Quinn andò a sedersi e per qualche momento rifletté, grattandosi uno dei candidi incisivi superiori con un’unghia. Anche lei era una ex-mangiatrice di unghie, diagnosticò Ethan riconoscendosi in quel gesto.

Poi la bruna rialzò lo sguardo. — Forse ho il modo di aggirare questo ostacolo — mormorò.
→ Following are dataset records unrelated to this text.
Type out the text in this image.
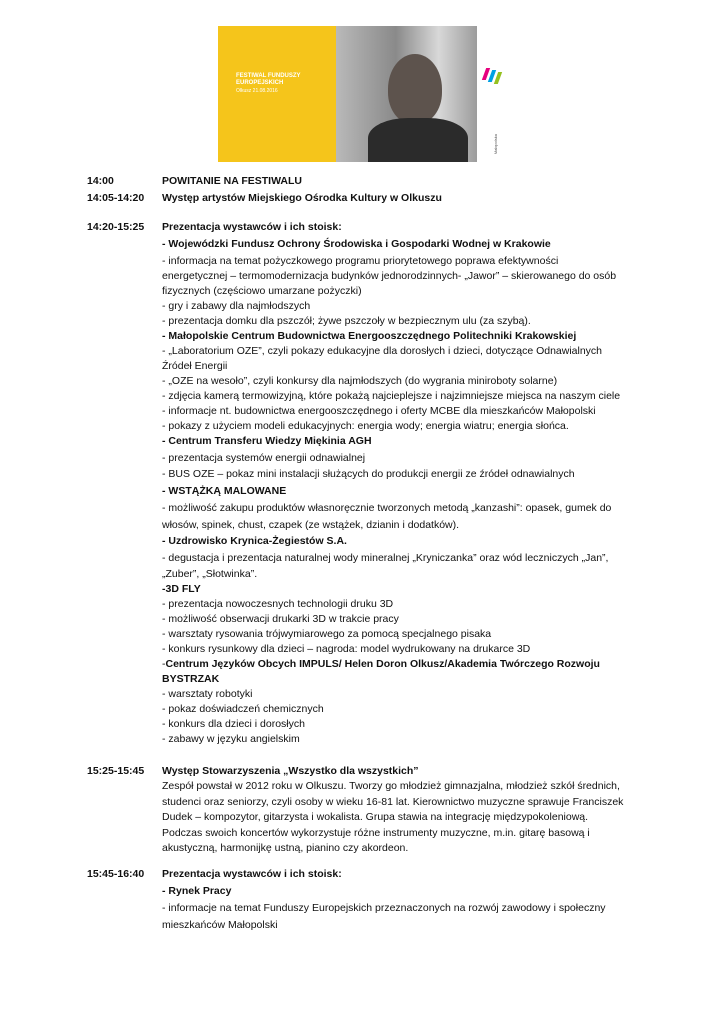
FESTIWAL FUNDUSZY
EUROPEJSKICH
Olkusz 21.08.2016
Małopolska
14:00	POWITANIE NA FESTIWALU
14:05-14:20 Występ artystów Miejskiego Ośrodka Kultury w Olkuszu
14:20-15:25 Prezentacja wystawców i ich stoisk:
- Wojewódzki Fundusz Ochrony Środowiska i Gospodarki Wodnej w Krakowie
- informacja na temat pożyczkowego programu priorytetowego poprawa efektywności
energetycznej – termomodernizacja budynków jednorodzinnych- „Jawor” – skierowanego do osób
fizycznych (częściowo umarzane pożyczki)
- gry i zabawy dla najmłodszych
- prezentacja domku dla pszczół; żywe pszczoły w bezpiecznym ulu (za szybą).
- Małopolskie Centrum Budownictwa Energooszczędnego Politechniki Krakowskiej
- „Laboratorium OZE”, czyli pokazy edukacyjne dla dorosłych i dzieci, dotyczące Odnawialnych
Źródeł Energii
- „OZE na wesoło”, czyli konkursy dla najmłodszych (do wygrania miniroboty solarne)
- zdjęcia kamerą termowizyjną, które pokażą najcieplejsze i najzimniejsze miejsca na naszym ciele
- informacje nt. budownictwa energooszczędnego i oferty MCBE dla mieszkańców Małopolski
- pokazy z użyciem modeli edukacyjnych: energia wody; energia wiatru; energia słońca.
- Centrum Transferu Wiedzy Miękinia AGH
- prezentacja systemów energii odnawialnej
- BUS OZE – pokaz mini instalacji służących do produkcji energii ze źródeł odnawialnych
- WSTĄŻKĄ MALOWANE
- możliwość zakupu produktów własnoręcznie tworzonych metodą „kanzashi”: opasek, gumek do
włosów, spinek, chust, czapek (ze wstążek, dzianin i dodatków).
- Uzdrowisko Krynica-Żegiestów S.A.
- degustacja i prezentacja naturalnej wody mineralnej „Kryniczanka” oraz wód leczniczych „Jan”,
„Zuber”, „Słotwinka”.
-3D FLY
- prezentacja nowoczesnych technologii druku 3D
- możliwość obserwacji drukarki 3D w trakcie pracy
- warsztaty rysowania trójwymiarowego za pomocą specjalnego pisaka
- konkurs rysunkowy dla dzieci – nagroda: model wydrukowany na drukarce 3D
-Centrum Języków Obcych IMPULS/ Helen Doron Olkusz/Akademia Twórczego Rozwoju
BYSTRZAK
- warsztaty robotyki
- pokaz doświadczeń chemicznych
- konkurs dla dzieci i dorosłych
- zabawy w języku angielskim
15:25-15:45 Występ Stowarzyszenia „Wszystko dla wszystkich”
Zespół powstał w 2012 roku w Olkuszu. Tworzy go młodzież gimnazjalna, młodzież szkół średnich,
studenci oraz seniorzy, czyli osoby w wieku 16-81 lat. Kierownictwo muzyczne sprawuje Franciszek
Dudek – kompozytor, gitarzysta i wokalista. Grupa stawia na integrację międzypokoleniową.
Podczas swoich koncertów wykorzystuje różne instrumenty muzyczne, m.in. gitarę basową i
akustyczną, harmonijkę ustną, pianino czy akordeon.
15:45-16:40 Prezentacja wystawców i ich stoisk:
- Rynek Pracy
- informacje na temat Funduszy Europejskich przeznaczonych na rozwój zawodowy i społeczny
mieszkańców Małopolski
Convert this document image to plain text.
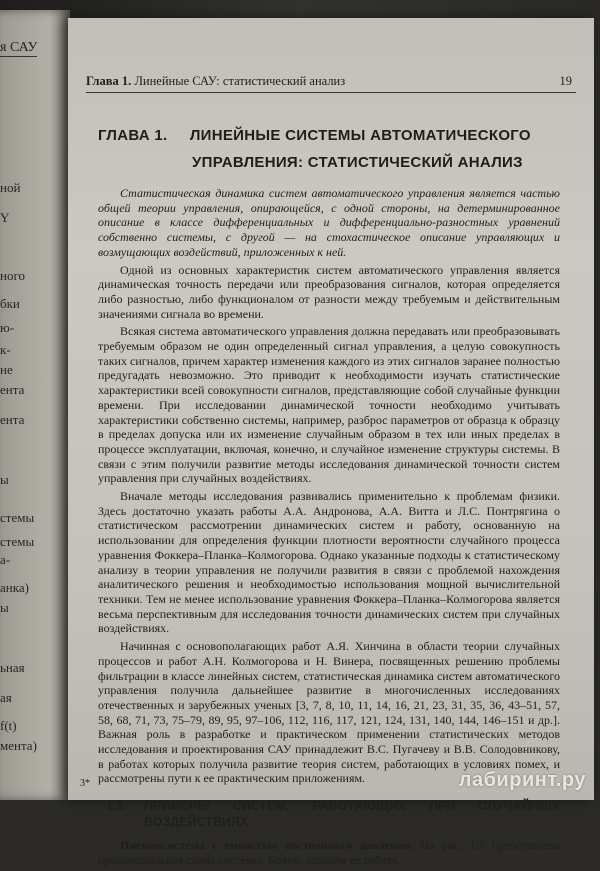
я САУ
ной
Y
ного
бки
ю-
к-
не
ента
ента
ы
стемы
стемы
а-
анка)
ы
ьная
ая
f(t)
мента)
Глава 1. Линейные САУ: статистический анализ	19
ГЛАВА 1.     ЛИНЕЙНЫЕ СИСТЕМЫ АВТОМАТИЧЕСКОГО
УПРАВЛЕНИЯ: СТАТИСТИЧЕСКИЙ АНАЛИЗ

Статистическая динамика систем автоматического управления является частью общей теории управления, опирающейся, с одной стороны, на детерминированное описание в классе дифференциальных и дифференциально-разностных уравнений собственно системы, с другой — на стохастическое описание управляющих и возмущающих воздействий, приложенных к ней.

Одной из основных характеристик систем автоматического управления является динамическая точность передачи или преобразования сигналов, которая определяется либо разностью, либо функционалом от разности между требуемым и действительным значениями сигнала во времени.

Всякая система автоматического управления должна передавать или преобразовывать требуемым образом не один определенный сигнал управления, а целую совокупность таких сигналов, причем характер изменения каждого из этих сигналов заранее полностью предугадать невозможно. Это приводит к необходимости изучать статистические характеристики всей совокупности сигналов, представляющие собой случайные функции времени. При исследовании динамической точности необходимо учитывать характеристики собственно системы, например, разброс параметров от образца к образцу в пределах допуска или их изменение случайным образом в тех или иных пределах в процессе эксплуатации, включая, конечно, и случайное изменение структуры системы. В связи с этим получили развитие методы исследования динамической точности систем управления при случайных воздействиях.

Вначале методы исследования развивались применительно к проблемам физики. Здесь достаточно указать работы А.А. Андронова, А.А. Витта и Л.С. Понтрягина о статистическом рассмотрении динамических систем и работу, основанную на использовании для определения функции плотности вероятности случайного процесса уравнения Фоккера–Планка–Колмогорова. Однако указанные подходы к статистическому анализу в теории управления не получили развития в связи с проблемой нахождения аналитического решения и необходимостью использования мощной вычислительной техники. Тем не менее использование уравнения Фоккера–Планка–Колмогорова является весьма перспективным для исследования точности динамических систем при случайных воздействиях.

Начинная с основополагающих работ А.Я. Хинчина в области теории случайных процессов и работ А.Н. Колмогорова и Н. Винера, посвященных решению проблемы фильтрации в классе линейных систем, статистическая динамика систем автоматического управления получила дальнейшее развитие в многочисленных исследованиях отечественных и зарубежных ученых [3, 7, 8, 10, 11, 14, 16, 21, 23, 31, 35, 36, 43–51, 57, 58, 68, 71, 73, 75–79, 89, 95, 97–106, 112, 116, 117, 121, 124, 131, 140, 144, 146–151 и др.]. Важная роль в разработке и практическом применении статистических методов исследования и проектирования САУ принадлежит В.С. Пугачеву и В.В. Солодовникову, в работах которых получила развитие теория систем, работающих в условиях помех, и рассмотрены пути к ее практическим приложениям.

1.1.	ПРИМЕРЫ СИСТЕМ, РАБОТАЮЩИХ ПРИ СЛУЧАЙНЫХ ВОЗДЕЙСТВИЯХ

Пневмосистема с емкостью постоянного давления. На рис. 1.1 представлена принципиальная схема системы. Кратко опишем ее работу.

3*	лабиринт.ру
Ethan non aveva mai pensato che un giorno gli sarebbe successo di lavorare a un posto d’ascolto di spionaggio, e trovava affascinante quella tecnologia. Terrence Cee si mostrava assai più distaccato, certo perché non era nuovo a esperienze simili e all’uso di strane attrezzature. I Dendarii, evidentemente, si basavano molto su oggetti micro-miniaturizzati di produzione betana. Soltanto la necessità d’interfacciarsi con gli occhi e le mani dell’uomo faceva sì che il terminale di controllo, appoggiato sul tavolino davanti a Cee e ad Ethan, avesse le dimensioni di un libro tascabile.